Likewise for Beethoven, there may have been a day he could hear perfectly and
then there was a moment when he started to suffer the onset of deafness. One
day, he may have realized he was incapable of hearing simple sounds such as a
coin dropping on a table or on the floor, a snap of a finger and an increasing
number of notes at an increasing number of octaves. During that transformation,
Beethoven did what we do all the time, reoganize and randomize outputs to
control perceptions. Then, when it finally was getting clear that he was almost
deaf, he may have had one of those days, and broke the fricking piano. What do
you bet? Even after getting it fixed, he may still have tried, and finally
retreated (reorganizing all the way) into what he knew, composition, with a
possible final few proofs at the piano, to check the real sounds. After that,
the piano may have gathered dust.
We do need to analyze the realities not the myths, but this was a great question
from Wang, since it re-ignited the discussion forum. But we don't have to linger
with Beethoven, bless his soul for the 5th, 6th, 7th, 8th and 9th symphonies, or
the piano concertos, especially the 4th and 5th. Mmmmm-boy!!! We can however,
look at some case studies, and perhaps a suggestion for further research would
be a study of the Self as a Control System in light of the emergence of a
disability that affects behavioral outputs for control systems all the way down
from System Image, to Principles, to Programs, to Sequence, to Category, to
Relationship, to Event, to Transition, to Configuration and especially to
Sensation and Intensity.
So, my bottom line here is: Let's throw the gauntlet down to our Chinese
audience and partners. Do some background research, turn back to Dick Robertson
et al.'s study of the Self as a Control system, and let's see what we can say
about this through science. 
Best,
--Bryan
路路路
[Martin Taylor 1006.10.29.1.07]
>[Bo Wng, apparently Tue, 24 Oct 2006 20:08:17 +0800]
>
>Little question:
>
>How Beethoven played piano when he was totally deaf?
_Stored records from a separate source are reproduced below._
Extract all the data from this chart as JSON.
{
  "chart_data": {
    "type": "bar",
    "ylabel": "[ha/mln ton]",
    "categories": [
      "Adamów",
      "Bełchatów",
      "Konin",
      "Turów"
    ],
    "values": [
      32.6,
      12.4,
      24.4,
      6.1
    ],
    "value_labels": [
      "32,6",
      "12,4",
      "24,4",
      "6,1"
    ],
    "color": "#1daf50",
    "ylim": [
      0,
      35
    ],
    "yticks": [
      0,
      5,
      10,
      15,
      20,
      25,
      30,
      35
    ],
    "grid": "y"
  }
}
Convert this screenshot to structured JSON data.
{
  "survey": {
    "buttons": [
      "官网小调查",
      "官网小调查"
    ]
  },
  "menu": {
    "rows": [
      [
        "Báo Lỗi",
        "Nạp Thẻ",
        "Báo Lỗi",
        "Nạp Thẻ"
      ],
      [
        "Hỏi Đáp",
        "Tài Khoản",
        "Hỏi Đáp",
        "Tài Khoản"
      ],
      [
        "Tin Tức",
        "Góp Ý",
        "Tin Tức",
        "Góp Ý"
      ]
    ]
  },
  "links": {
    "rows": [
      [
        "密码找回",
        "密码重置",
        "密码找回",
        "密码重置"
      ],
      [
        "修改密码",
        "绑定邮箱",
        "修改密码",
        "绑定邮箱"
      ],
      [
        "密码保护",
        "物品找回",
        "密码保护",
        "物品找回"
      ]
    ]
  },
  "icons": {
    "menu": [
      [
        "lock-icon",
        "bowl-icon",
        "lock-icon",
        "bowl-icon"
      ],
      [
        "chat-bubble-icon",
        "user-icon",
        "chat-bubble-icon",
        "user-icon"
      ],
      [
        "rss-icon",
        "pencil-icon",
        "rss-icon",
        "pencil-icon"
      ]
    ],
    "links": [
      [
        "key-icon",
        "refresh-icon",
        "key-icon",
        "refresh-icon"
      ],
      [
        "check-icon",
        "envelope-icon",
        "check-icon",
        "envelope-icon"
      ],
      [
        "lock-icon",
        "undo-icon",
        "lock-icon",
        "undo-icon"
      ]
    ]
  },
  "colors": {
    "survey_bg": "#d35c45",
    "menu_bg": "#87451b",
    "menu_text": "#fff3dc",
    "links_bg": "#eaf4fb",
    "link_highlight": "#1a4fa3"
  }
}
My understanding is that he couldn't. He tried, but apparently he
ruined his piano by banging it, breaking strings, and so forth. What
he did when deaf was compose brilliantly, and that, as others have
noted, is control in imagination for skilled composers, whether they
can hear or not.
>Or practiced/talented pianists are not controlling sound any more?
I think that's exactly what they are controlling for, as Bill P. noted.